Bir diğer kadın asker de çatışmada yer alan hiçbir askerin tank kullanma eğitimi olmadığını, “Bu silah sistemi için özel eğitim almanız gerekiyor. Hiçbirimiz almadık. Yaklaşık 10 dakika içinde, sistemin uzmanı olduk. Çalıştırdık, ateş ettik, sorunlarını çözdük.” sözleriyle itiraf etmişti.

Saldırılarda yer alan bir başka kadın askerin “Kullandıkça çözüyorsunuz.” dediği tankların yaklaşık 17 saat süren saldırıları sonucunda pek çok İsrailli sivilin hayatını kaybettiği bildirilmişti.

İsrailli çocuk olayında da tank ateşi gündeme gelmişti

12 yaşındaki İsrailli Liel Hetzroni de İsrail’in tank ateşi sonucu yanarak ölmüştü

İsrail basınında 19 Kasım’da yansıyan haberlerde Liel Hetzroni isimli 12 yaşındaki kız çocuğunun, 7 Ekim’de Hamas’ın Beeri bölgesinde bulunan kibutzdaki çatışmalarda hayatını kaybettiği yer almıştı.

Liel’in ve evdeki diğer kişilerin Hamas mensupları tarafından tutulduğu evde bulunan ve oradan sağ çıkan Yasmin Porat, 15 Kasım’da, İsrail devlet radyosu KAN’a verdiği röportajda, ordu tarafından Hamaslıların yanında siviller olduğu halde eve yoğun ateş açıldığını anlatmıştı.

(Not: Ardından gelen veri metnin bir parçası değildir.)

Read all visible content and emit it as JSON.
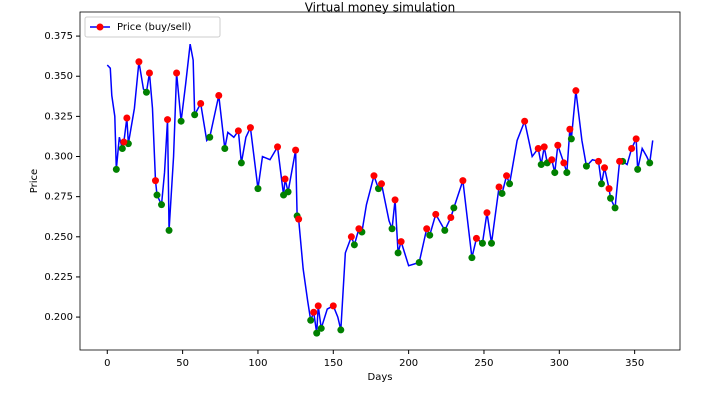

İsrail ordusu ve Hamaslılar arasında çatışmalar devam ederken bir noktada evin önüne bir tank geldiğini belirten Porat, “Kendi kendime neden eve tankla ateş ediyorlar diye düşündüm. Yanımdakilere ‘Neden ateş ediyorlar?’ diye sordum. Onlar da bana ‘Evi (Hamaslılardan) arındırmaya yardımcı olmak için duvarları yıkmak amacıyla ateş edildiğini’ söyledi.” ifadelerini kullanmıştı.

Porat, 2 büyük patlamaya kadar küçük kız Liel’in hayatta olduğunu ve patlamalar sonrasında Liel de dahil evdeki herkesin öldüğünü aktarmıştı.

Olayın ardından fotoğraflarda evin bir kısmının yandığını gördüğünü söyleyen Porat, Liel’in ölümüne ilişkin, “Bana sorarsanız, diğer evlerde olanlara dayanarak tahmin ediyorum, o (Liel) görünüşe göre tamamen yandı.” demişti.

İsrailli savaş pilotunun “Kitlesel Hannibal” ifşaatı

İsrailli savaş pilotu Yarbay Nof Erez, 7 Ekim’de Hamas’ın saldırısında, İsrailli sivillerin esir olarak Gazze’ye götürülmelerini önlemek için ordunun, esirleri de öldürmeyi öngören “Hannibal Protokolü”nü bir noktada uyguladığının anlaşıldığını söylemişti.

Konuya ilişkin Haaretz gazetesine konuşan Erez, “Hannibal Protokolü’nün bir noktada uygulandığı anlaşılıyor çünkü bir rehine durumu tespit ettiğinizde bu Hannibal’dır ancak son 20 yıldır tatbikatlarını yaptığımız Hannibal, içinde rehinelerin bulunduğu tek bir araçla ilgiliydi. Burada gördüğümüz şey ise kitlesel bir Hannibal’dı. Çitlerde birçok açıklık vardı, hem rehineli hem de rehinesiz olarak birçok farklı araçta binlerce insan vardı.” demişti.

Haaretz haberine göre helikopterler ayrım gözetmeden de vurdu

Haaretz gazetesi 19 Kasım’da, İsrailli güvenlik yetkililerinin, Hamas’ın Gazze’den 7 Ekim’de düzenlediği saldırıya ilişkin yaptığı güvenlik değerlendirmesiyle ilgili bilgi vermişti.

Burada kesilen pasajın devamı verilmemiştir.